"Aku mencintai kamu lebih dari apapun. Bahkan aku rela menunggumu sampai sekarang. Itu bukti kalau aku mencintaimu." kata Alex kesal karena Ary memuji suami pertamanya.
"Masak sih? Kalau kamu rela menungguku kenapa menikah dengan Paula dan punya anak?" jawab Ary sambil berdiri, hendak ke ranjang.

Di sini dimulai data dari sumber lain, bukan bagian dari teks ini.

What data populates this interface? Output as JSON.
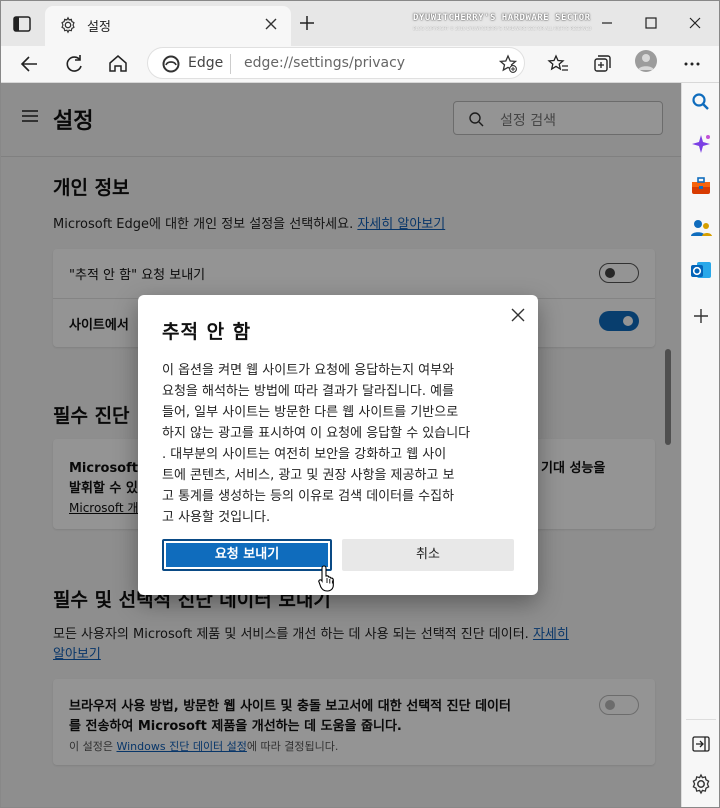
{
  "browser": {
    "tab_title": "설정",
    "watermark": "DYUWITCHERRY'S HARDWARE SECTOR",
    "watermark_sub": "BLOG COPYRIGHT © 2016 DYUWITCHERRY'S HARDWARE SECTOR ALL RIGHTS RESERVED",
    "address_brand": "Edge",
    "address_url": "edge://settings/privacy"
  },
  "settings": {
    "title": "설정",
    "search_placeholder": "설정 검색",
    "privacy": {
      "heading": "개인 정보",
      "desc": "Microsoft Edge에 대한 개인 정보 설정을 선택하세요. ",
      "learn_more": "자세히 알아보기",
      "row1": "\"추적 안 함\" 요청 보내기",
      "row2": "사이트에서"
    },
    "required": {
      "heading": "필수 진단",
      "line1": "Microsoft는",
      "line1_tail": "기대 성능을",
      "line2": "발휘할 수 있",
      "link": "Microsoft 개"
    },
    "optional": {
      "heading": "필수 및 선택적 진단 데이터 보내기",
      "desc": "모든 사용자의 Microsoft 제품 및 서비스를 개선 하는 데 사용 되는 선택적 진단 데이터. ",
      "learn_more_1": "자세히",
      "learn_more_2": "알아보기",
      "card_line1": "브라우저 사용 방법, 방문한 웹 사이트 및 충돌 보고서에 대한 선택적 진단 데이터",
      "card_line2": "를 전송하여 Microsoft 제품을 개선하는 데 도움을 줍니다.",
      "note_prefix": "이 설정은 ",
      "note_link": "Windows 진단 데이터 설정",
      "note_suffix": "에 따라 결정됩니다."
    }
  },
  "dialog": {
    "title": "추적 안 함",
    "body_lines": [
      "이 옵션을 켜면 웹 사이트가 요청에 응답하는지 여부와",
      "요청을 해석하는 방법에 따라 결과가 달라집니다. 예를",
      "들어, 일부 사이트는 방문한 다른 웹 사이트를 기반으로",
      "하지 않는 광고를 표시하여 이 요청에 응답할 수 있습니다",
      ". 대부분의 사이트는 여전히 보안을 강화하고 웹 사이",
      "트에 콘텐츠, 서비스, 광고 및 권장 사항을 제공하고 보",
      "고 통계를 생성하는 등의 이유로 검색 데이터를 수집하",
      "고 사용할 것입니다."
    ],
    "primary_button": "요청 보내기",
    "secondary_button": "취소"
  },
  "colors": {
    "accent": "#0f6cbd",
    "link": "#0f5db5"
  }
}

Ary berjalan tertatih menuju ranjang. Rasa perih dan mengganjal belum juga hilang, padahal sudah tadi diobati. Setelah sampai di ranjang Ary langsung duduk bersandar di headboard ranjang, sebelumnya dia mengambil HP-nya.
"Itu! Itu karena aku khilaf." jawab Alex sambil mengusap tengkuknya.
"Hmm." jawab Ary sambil memainkan HP-nya, dia malas ribut dengan Alex.
Alex mendekati Ary, dia duduk di dekat Ary kemudian memijit kaki Ary.
"Ok! Aku memang salah, karena tidak bisa menahan naf su. Tapi ketahuilah, aku tersiksa karena merasa menjadi pengkhianat. Dalam hati dan pikiranku hanya ada kamu. Jangan marah ya!" bujuk Alex, dia takut Ary marah pasti kesejahteraan junior terancam.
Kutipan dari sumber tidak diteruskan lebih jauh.